Gleich zweimal wurde Bruce Lee an diesem Wochenende mit einem Denkmal geehrt. Doch während in Hongkong alles seinen zivilisierten Gang ging, kam es im bosnischen Mostar zu heftiger Randale. Hooligans schlugen dem Kung-Fu-Star die Kampfausrüstung aus der Hand.

Mostar/Hongkong - In seltener Einigkeit hatten Hunderte bosnische Kroaten und Muslime am Samstag in strömendem Regen der feierlichen Enthüllung der Bronzestatue beigewohnt.

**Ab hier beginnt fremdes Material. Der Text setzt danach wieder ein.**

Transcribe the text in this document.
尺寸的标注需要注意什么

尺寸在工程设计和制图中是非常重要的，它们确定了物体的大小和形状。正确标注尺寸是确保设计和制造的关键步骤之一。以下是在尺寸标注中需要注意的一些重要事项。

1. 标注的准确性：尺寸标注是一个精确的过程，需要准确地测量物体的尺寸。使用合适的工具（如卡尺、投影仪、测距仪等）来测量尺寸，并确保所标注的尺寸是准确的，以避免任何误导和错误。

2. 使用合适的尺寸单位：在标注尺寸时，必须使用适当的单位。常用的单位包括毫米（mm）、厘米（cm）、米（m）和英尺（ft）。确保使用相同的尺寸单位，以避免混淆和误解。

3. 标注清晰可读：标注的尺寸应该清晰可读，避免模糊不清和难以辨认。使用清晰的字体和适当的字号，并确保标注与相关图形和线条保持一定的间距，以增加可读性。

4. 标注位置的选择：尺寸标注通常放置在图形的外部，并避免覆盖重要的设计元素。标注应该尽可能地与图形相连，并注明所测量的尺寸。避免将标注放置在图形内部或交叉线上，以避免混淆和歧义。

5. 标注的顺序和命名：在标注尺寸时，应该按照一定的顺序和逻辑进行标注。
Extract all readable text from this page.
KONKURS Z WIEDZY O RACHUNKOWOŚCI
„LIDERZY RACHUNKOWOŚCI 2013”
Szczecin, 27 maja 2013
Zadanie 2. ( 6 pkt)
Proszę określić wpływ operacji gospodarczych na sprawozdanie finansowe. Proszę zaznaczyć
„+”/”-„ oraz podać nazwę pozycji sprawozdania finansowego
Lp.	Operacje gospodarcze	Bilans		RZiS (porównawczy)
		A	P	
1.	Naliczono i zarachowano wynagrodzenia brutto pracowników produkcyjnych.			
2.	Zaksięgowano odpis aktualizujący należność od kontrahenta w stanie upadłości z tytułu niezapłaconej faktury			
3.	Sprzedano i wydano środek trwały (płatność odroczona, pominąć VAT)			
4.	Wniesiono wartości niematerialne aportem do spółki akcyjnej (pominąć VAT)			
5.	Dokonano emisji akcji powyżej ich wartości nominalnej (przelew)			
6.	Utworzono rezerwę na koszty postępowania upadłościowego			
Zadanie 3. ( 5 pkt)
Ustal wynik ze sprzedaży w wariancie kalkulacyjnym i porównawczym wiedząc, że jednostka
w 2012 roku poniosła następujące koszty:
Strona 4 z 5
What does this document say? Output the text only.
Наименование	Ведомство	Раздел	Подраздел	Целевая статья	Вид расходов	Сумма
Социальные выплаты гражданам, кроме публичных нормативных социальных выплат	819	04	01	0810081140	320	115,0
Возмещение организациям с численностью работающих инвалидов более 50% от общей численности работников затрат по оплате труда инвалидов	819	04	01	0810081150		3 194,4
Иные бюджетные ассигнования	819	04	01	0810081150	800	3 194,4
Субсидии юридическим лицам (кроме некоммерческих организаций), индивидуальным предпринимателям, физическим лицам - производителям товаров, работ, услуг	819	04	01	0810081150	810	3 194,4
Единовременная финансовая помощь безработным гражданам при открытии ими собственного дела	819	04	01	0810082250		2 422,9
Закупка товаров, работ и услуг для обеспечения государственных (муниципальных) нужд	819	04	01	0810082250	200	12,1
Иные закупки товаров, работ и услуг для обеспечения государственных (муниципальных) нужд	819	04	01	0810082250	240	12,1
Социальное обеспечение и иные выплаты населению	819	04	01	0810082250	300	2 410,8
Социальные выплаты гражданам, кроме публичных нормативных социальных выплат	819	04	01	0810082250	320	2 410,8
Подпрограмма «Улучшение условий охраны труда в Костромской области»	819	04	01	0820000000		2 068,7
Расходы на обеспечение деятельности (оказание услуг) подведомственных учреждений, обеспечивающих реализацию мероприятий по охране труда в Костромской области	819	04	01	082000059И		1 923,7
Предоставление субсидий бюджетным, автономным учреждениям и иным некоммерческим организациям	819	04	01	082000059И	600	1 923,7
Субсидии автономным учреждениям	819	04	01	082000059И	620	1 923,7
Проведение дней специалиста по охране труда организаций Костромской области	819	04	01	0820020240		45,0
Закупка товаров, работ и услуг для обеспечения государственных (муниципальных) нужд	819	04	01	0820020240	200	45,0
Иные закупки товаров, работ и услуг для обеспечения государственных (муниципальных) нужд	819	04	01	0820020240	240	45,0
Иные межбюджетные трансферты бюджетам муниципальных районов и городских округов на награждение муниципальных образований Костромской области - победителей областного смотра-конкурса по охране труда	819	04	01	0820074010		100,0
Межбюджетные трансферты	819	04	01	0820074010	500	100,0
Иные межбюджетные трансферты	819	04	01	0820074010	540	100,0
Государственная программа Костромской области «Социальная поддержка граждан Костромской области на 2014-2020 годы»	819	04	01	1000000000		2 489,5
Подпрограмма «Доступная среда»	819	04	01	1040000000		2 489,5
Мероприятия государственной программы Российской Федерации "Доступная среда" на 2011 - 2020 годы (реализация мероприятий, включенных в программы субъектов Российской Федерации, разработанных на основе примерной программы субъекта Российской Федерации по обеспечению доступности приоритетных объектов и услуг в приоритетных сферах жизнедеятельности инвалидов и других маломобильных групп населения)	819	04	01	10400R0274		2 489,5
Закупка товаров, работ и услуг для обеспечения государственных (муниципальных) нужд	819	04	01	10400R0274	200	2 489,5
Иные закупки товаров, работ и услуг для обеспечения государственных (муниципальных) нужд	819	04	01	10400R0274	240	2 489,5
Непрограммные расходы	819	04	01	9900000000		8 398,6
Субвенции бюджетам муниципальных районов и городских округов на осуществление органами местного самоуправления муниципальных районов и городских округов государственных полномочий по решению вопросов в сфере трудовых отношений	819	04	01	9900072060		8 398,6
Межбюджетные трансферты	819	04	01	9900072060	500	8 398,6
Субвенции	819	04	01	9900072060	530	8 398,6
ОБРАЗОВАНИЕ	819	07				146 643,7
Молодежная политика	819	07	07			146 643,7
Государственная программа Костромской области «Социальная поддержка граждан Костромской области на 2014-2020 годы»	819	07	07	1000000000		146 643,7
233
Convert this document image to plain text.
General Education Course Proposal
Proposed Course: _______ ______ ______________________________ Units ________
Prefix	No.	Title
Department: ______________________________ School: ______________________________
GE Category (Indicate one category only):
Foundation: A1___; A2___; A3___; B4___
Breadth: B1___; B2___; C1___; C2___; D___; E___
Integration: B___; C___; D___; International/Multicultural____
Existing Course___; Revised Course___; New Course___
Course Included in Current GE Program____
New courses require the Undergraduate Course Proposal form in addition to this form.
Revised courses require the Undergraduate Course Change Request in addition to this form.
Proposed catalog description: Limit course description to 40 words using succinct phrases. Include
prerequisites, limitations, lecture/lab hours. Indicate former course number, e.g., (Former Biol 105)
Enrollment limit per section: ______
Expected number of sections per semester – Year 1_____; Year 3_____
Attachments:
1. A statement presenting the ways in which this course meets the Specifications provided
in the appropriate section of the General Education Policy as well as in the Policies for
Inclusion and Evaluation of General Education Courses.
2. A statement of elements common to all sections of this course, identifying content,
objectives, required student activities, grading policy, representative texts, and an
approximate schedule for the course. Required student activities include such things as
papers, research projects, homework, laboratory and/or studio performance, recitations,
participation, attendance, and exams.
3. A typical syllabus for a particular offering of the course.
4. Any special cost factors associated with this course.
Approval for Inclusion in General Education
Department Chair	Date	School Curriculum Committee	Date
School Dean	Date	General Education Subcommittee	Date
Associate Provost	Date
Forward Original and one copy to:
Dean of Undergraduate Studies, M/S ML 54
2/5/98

Zwei Jahre lang hatte sich die Jugendgruppe "Städtische Bewegung Mostar" für die Errichtung des lebensgroßen Monuments stark gemacht.

Die Wahl war mit Bedacht auf die verstorbene Kung-Fu-Legende gefallen, "weil alle sich mit ihm identifizieren können", erläuterte Sprecher Nino Raspudic. Lee stehe "für unsere Kinderträume von einer gerechten Welt, in der nicht rohe Gewalt siegt, sondern Geschicklichkeit und der Wille zum Kampf für das Gute".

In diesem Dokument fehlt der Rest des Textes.